My mother looks at me in puzzlement. “I never worried this much,” she says. “I was too engrossed in the book I was reading.”
So the treadmill has become my dearest friend, and I have slated next week to begin that book, Catherine Marshall’s Julie, which my mother finished in the bathtub the night before her wedding.
But amid the racket of errands and decision-making, I catch a few real moments of wonder. I can’t believe I get to marry such a good man. I can’t believe so many people want to help me make a beautiful wedding.
Most of all, I can’t believe what the Bible said is coming true in my case:
“You shall be called My Delight Is in Her, and your land Married” (Isaiah 62:4).
Over spring break, Jonathan and I chose the Scripture readings for our ceremony. We began with Adam’s song when he first glimpsed Eve:
“This at last is bone of my bones” (Genesis 2:23).
We moved on to the story of Rebekah:
“And they called Rebekah and said to her, ‘Will you go with this man?’ She said, ‘I will go’” (Genesis 24:58).

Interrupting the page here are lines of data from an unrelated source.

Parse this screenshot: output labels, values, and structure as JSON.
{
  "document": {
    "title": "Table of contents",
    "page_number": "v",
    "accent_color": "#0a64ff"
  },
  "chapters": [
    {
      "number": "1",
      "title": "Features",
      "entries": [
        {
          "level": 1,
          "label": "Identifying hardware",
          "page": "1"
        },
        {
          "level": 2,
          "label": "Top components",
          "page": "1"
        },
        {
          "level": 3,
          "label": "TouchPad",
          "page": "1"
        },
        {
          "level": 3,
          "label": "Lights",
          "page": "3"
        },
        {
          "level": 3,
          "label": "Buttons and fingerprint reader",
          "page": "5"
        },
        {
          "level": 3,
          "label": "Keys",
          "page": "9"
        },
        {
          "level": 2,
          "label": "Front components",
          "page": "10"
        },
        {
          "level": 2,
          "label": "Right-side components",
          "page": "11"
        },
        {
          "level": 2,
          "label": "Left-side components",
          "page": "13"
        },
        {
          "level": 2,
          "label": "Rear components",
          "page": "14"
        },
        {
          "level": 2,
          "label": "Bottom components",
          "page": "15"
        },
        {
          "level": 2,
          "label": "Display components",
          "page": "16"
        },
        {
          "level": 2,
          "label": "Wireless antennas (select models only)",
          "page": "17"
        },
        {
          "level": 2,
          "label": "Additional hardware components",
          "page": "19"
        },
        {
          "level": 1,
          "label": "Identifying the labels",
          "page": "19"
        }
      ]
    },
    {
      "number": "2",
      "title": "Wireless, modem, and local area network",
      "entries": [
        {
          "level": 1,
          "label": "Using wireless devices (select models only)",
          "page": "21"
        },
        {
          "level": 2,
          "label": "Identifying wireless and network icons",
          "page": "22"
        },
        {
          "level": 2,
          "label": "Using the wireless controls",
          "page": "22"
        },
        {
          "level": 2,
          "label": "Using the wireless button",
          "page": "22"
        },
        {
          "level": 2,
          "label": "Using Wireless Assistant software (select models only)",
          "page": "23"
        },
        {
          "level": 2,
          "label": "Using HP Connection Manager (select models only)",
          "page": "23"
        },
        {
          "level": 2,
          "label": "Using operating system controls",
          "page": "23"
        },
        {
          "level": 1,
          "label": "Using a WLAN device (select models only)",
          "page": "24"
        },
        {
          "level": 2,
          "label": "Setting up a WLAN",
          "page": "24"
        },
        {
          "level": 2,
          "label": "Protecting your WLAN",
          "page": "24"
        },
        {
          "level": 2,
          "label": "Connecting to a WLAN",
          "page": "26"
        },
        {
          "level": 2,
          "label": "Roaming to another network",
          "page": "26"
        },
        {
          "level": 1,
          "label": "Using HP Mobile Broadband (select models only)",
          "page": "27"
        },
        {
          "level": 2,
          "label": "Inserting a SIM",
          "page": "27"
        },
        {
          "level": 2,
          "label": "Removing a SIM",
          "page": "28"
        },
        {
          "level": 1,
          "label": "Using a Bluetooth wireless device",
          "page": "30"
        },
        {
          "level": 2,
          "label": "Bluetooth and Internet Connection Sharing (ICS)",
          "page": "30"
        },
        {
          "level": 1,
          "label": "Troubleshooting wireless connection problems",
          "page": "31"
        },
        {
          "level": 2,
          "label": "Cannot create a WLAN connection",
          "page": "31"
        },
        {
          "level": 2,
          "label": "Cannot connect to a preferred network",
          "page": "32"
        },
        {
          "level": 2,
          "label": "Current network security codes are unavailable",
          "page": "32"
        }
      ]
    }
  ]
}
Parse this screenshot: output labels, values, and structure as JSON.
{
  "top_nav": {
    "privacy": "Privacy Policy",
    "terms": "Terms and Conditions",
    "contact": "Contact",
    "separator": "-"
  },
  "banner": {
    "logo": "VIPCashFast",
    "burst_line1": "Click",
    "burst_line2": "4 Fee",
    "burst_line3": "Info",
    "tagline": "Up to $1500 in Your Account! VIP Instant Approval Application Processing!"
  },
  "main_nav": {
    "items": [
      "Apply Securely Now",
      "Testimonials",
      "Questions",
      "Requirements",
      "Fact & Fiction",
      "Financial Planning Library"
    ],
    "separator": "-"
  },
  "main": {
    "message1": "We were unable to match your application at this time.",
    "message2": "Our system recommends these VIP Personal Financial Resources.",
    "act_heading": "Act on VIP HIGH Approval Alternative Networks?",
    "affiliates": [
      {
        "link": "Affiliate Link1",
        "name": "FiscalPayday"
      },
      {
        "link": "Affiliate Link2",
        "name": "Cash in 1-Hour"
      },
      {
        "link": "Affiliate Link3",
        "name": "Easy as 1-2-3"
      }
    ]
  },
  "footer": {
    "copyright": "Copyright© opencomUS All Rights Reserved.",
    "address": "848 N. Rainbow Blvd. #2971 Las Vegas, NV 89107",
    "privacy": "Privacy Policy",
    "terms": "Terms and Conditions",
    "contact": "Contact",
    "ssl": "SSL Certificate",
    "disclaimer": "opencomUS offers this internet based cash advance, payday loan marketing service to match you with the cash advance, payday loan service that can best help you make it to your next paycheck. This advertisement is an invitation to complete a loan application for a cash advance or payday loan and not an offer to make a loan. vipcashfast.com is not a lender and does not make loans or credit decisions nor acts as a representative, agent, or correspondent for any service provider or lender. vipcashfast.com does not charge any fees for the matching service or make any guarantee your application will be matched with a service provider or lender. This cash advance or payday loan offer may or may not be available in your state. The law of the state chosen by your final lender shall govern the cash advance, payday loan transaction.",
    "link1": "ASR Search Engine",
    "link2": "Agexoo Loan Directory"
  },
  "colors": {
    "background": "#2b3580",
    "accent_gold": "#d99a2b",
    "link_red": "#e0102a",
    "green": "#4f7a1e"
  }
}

We chose verses from the stories of Rachel, Ruth, and others, and ended with the passages about the wedding at the end of the world between Christ and the church:
“And I saw the holy city, new Jerusalem, coming down out of heaven from God, prepared as a bride adorned for her husband” (Revelation 21:2).
Somehow, all the boiling anxieties cool when I remember that God has always revealed Himself to people through bridal notions. I trust He will do the same for me. If I can remember that what I want most in the world is to see God, I won’t waste my wedding planning on worry.